Dreizehn

Sankt Petersburg, Russland

In Simons Haus

10. Dezember 2004

12:07 Uhr

Lara fluchte unterdrückt, als sie ihren Bruder sah, wie er da oben mit einer Colt Python stand und auf seine eigene Schwester zielte. Sie waren keineswegs Verwandt, jedenfalls nicht auf die eigentliche Art. Das einzige, was sie verband war die Blutsbruderschaft, die sie im Alter von sieben Jahren geschlossen hatten. Sie schallt sich selbst eine Idiotin und wünschte sich hier niemals aufgetaucht zu sein.

„Ups.", begann Simon: „Hätten wir nicht damit gerechnet, dass unser Brüderchen so ein fieses Arschloch ist?", wollte er wissen. Lara funkelte ihn nur böse an...was sollte sie sonst tun? „Ich weiß, ich weiß.", er ging theatralisch auf und ab und wedelte mit dem Colt herum: „Du denkst dir jetzt wie konnte er mir das antun, nach allem was wir gemeinsam hatten.", er starrte in ihren erstaunten Blick: „Oh ja, Lara Croft ich hab es nicht vergessen. Unsere gemeinsame Zeit als Kinder und weißt du was.", er zielte gespielt auf Chase und lachte: „Du bist an allem Schuld."

Chase warf Lara einen fragenden Blick zu und machte eine Geste, die verdeutlichen sollte, dass er sich versuchte an einen der Männer heranzupirschen. „Ne, ne Blondschopf. So was macht man nicht...ihr seit doch Gäste.", er überlegte kurz: „Oder eher Gefangene, so wie mein Freund, Winston!" Aus dem Schatten trat Sheffield mit einem weiteren Revolver in der Hand und was das wichtigste war, er richtete ihn auf Laras Butler, der geknebelt auf die Knie sank. Über seinem linken Auge war eine kleine, mittlerweile verkrustete Platzwunde.
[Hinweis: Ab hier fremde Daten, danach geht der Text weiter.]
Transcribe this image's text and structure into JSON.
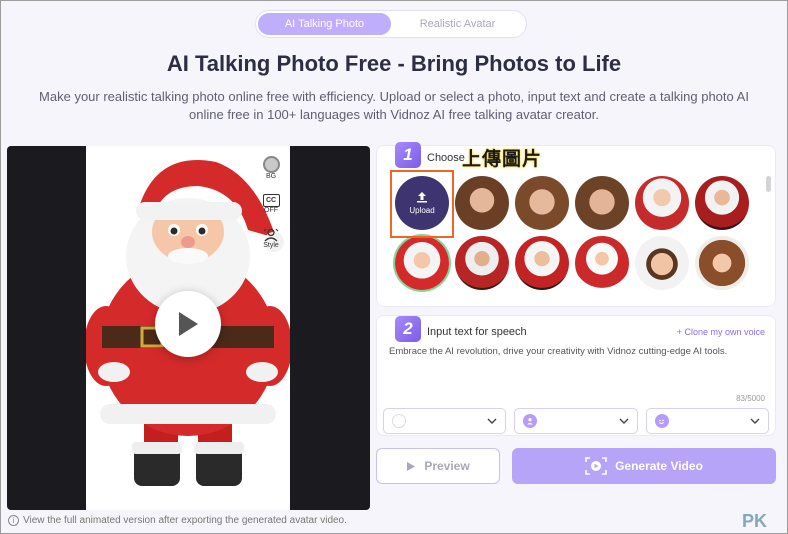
{
  "tabs": [
    {
      "label": "AI Talking Photo",
      "active": true
    },
    {
      "label": "Realistic Avatar",
      "active": false
    }
  ],
  "title": "AI Talking Photo Free - Bring Photos to Life",
  "subtitle": "Make your realistic talking photo online free with efficiency. Upload or select a photo, input text and create a talking photo AI online free in 100+ languages with Vidnoz AI free talking avatar creator.",
  "preview": {
    "controls": {
      "bg": "BG",
      "cc": "CC",
      "cc_state": "OFF",
      "style": "Style"
    },
    "footnote": "View the full animated version after exporting the generated avatar video."
  },
  "step1": {
    "number": "1",
    "label": "Choose",
    "upload_label": "Upload",
    "annotation": "上傳圖片",
    "avatars": [
      "girl-1",
      "girl-2",
      "girl-3",
      "santa-1",
      "santa-2",
      "santa-3d",
      "santa-4",
      "santa-5",
      "santa-6",
      "boy-3d",
      "woman-3d"
    ]
  },
  "step2": {
    "number": "2",
    "label": "Input text for speech",
    "clone_link": "+ Clone my own voice",
    "text": "Embrace the AI revolution, drive your creativity with Vidnoz cutting-edge AI tools.",
    "counter": "83/5000"
  },
  "buttons": {
    "preview": "Preview",
    "generate": "Generate Video"
  },
  "watermark": "PK",
  "colors": {
    "accent": "#b6a4f9",
    "highlight": "#f26522",
    "step": "#8c6cf1"
  }
}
„Was habt ihr mit ihm gemacht?", zischte Lara böse. Und Simon wich gespielt und vor Angst schlotternd zurück: „Lara, Lara, Lara. Nicht wir haben das gemacht, du warst es."

„Jetzt lass gefälligst dieses Psychogequatsche! Red Klartext, warum arbeitest du für Sheffield.", Lara war nur dankbar, dass ihre Freunde sich daraus hielten. Wenn sie sich einmischten, könnte es aller Leben gefährden.
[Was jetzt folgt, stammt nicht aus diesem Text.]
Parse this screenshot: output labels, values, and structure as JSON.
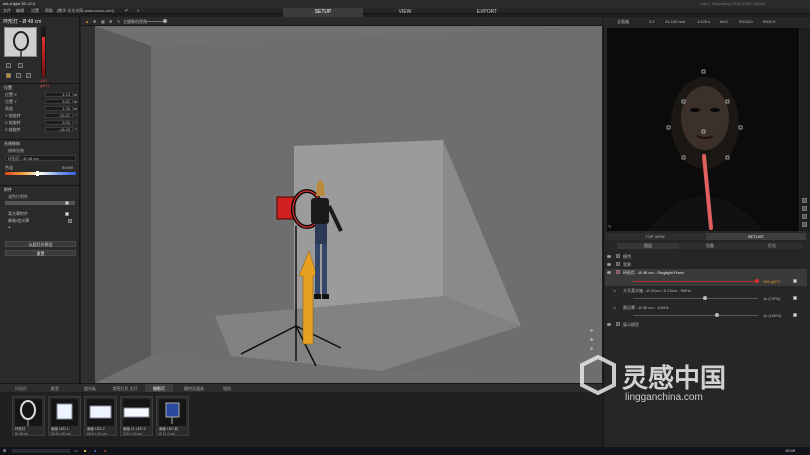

„Nun gut, Croft.", er hob eine Braue: „Schau her. Nicht ich arbeite für Sheffield...", er legte den Colt an Sheffields Schläfe: „Sondern er für mich.", eine Kugel löste sich und bohrte sich durch den Schädel des Mannes, der nicht einmal mit der Wimper zuckte, als die Kugel auf der anderen Seite wieder herauskam und Blut in Sturzbächen hervorschoss. Dann kippte er vorn über und rollte die Treppe hinab, landete vor Saras Füßen, die sich eine Hand vor den Mund schlug.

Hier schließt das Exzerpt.